Protein-Free Diet May Make Surgery Less Risky
Doctors usually tell their patients not to eat or drink the night before surgery. But there's new evidence that food consumed weeks before an operation could affect how the body responds to the stress of an operation.
A new study found that mice fed a protein-free diet seemed to be protected from complications after surgery. The findings, published in the journal Science Translational Medicine, could give scientists new insight into how to prevent common complications from surgery - such as heart attacks and strokes - in humans.
Harvard researchers studied two groups of mice, feeding one group a protein-free diet for up to two weeks before surgery, and letting the other group eat normally. The researchers then operated on the mice, using techniques that put their kidneys and livers under added stress.
About 40 percent of the mice who ate normally died after the surgery; all of the mice on the protein-free diet survived.
Previous studies in animals have shown that restricting the diet is one way to help the body cope with stress and stay healthy. Study author James Mitchell, an assistant professor at the Harvard School of Public Health, said he and his team were hoping to find out just which elements of the diet can help or hinder the body's response to stress.
"Surgery, by its nature, is traumatic to the body," Mitchell told ABC News. "With changes to the diet, we're getting the body ready for an acute stress like surgery. If we can do that, the complications might be less severe or there might be fewer complications."
Although the study tested only mice, the trauma their bodies experienced after the surgery is similar to what humans can experience, said Dr. Stavros Memtsoudis, an anesthesiologist at the Hospital for Special Surgery in New York City.
"But the human body is very complex, more complex than mice. How one change affects all other organs is very unknown," Memtsoudis said. "Nevertheless, this opens up a whole new concept that should be investigated. Nutrition is a very nuanced intervention before surgery that should be paid attention to."
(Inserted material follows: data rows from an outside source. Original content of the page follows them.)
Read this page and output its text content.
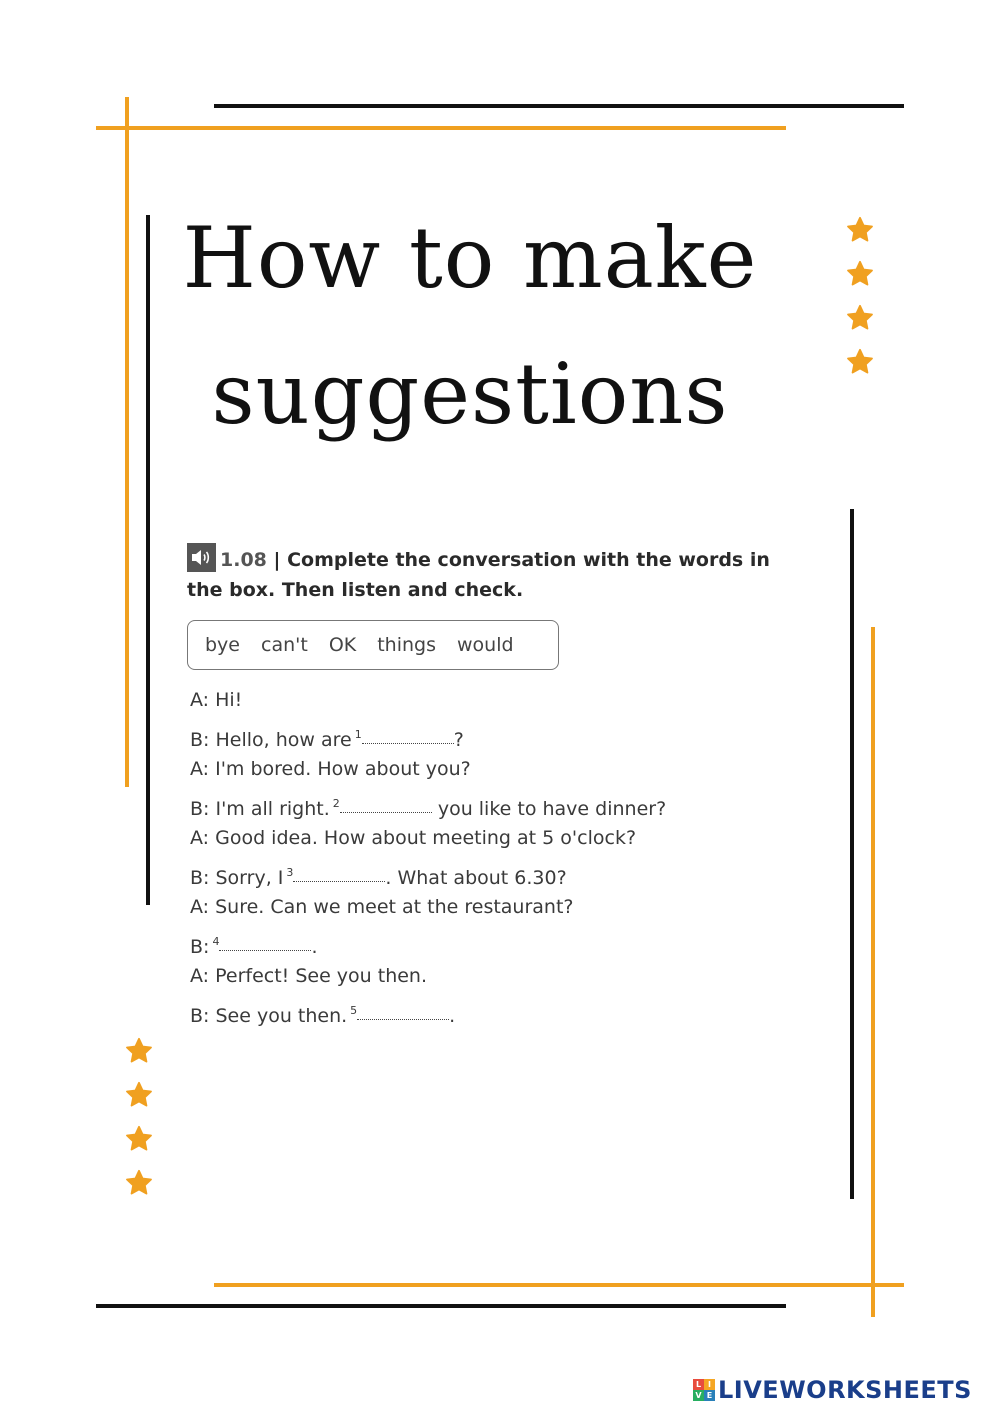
How to make
suggestions
1.08 | Complete the conversation with the words in the box. Then listen and check.
bye can't OK things would
A: Hi!
B: Hello, how are $^1$	?
A: I'm bored. How about you?
B: I'm all right. $^2$	you like to have dinner?
A: Good idea. How about meeting at 5 o'clock?
B: Sorry, I $^3$	. What about 6.30?
A: Sure. Can we meet at the restaurant?
B: $^4$	.
A: Perfect! See you then.
B: See you then. $^5$	.
L I
V E LIVEWORKSHEETS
The study is among the first to suggest that diet changes in the weeks before surgery can be as important as what patients eat in the days immediately beforehand. Usually, the only advice patients get is not to eat or drink the night before their surgery so the stomach is empty and the risk of choking is decreased.
Mitchell said the next steps will be to test whether protein-free diets will work as well in prepping humans for surgery as they did in mice, which would mean figuring out how long a human would need to lay off hamburgers in order to better respond to the stress of surgery.
"And whether or not people would actually be willing to do it is another question," Mitchell said.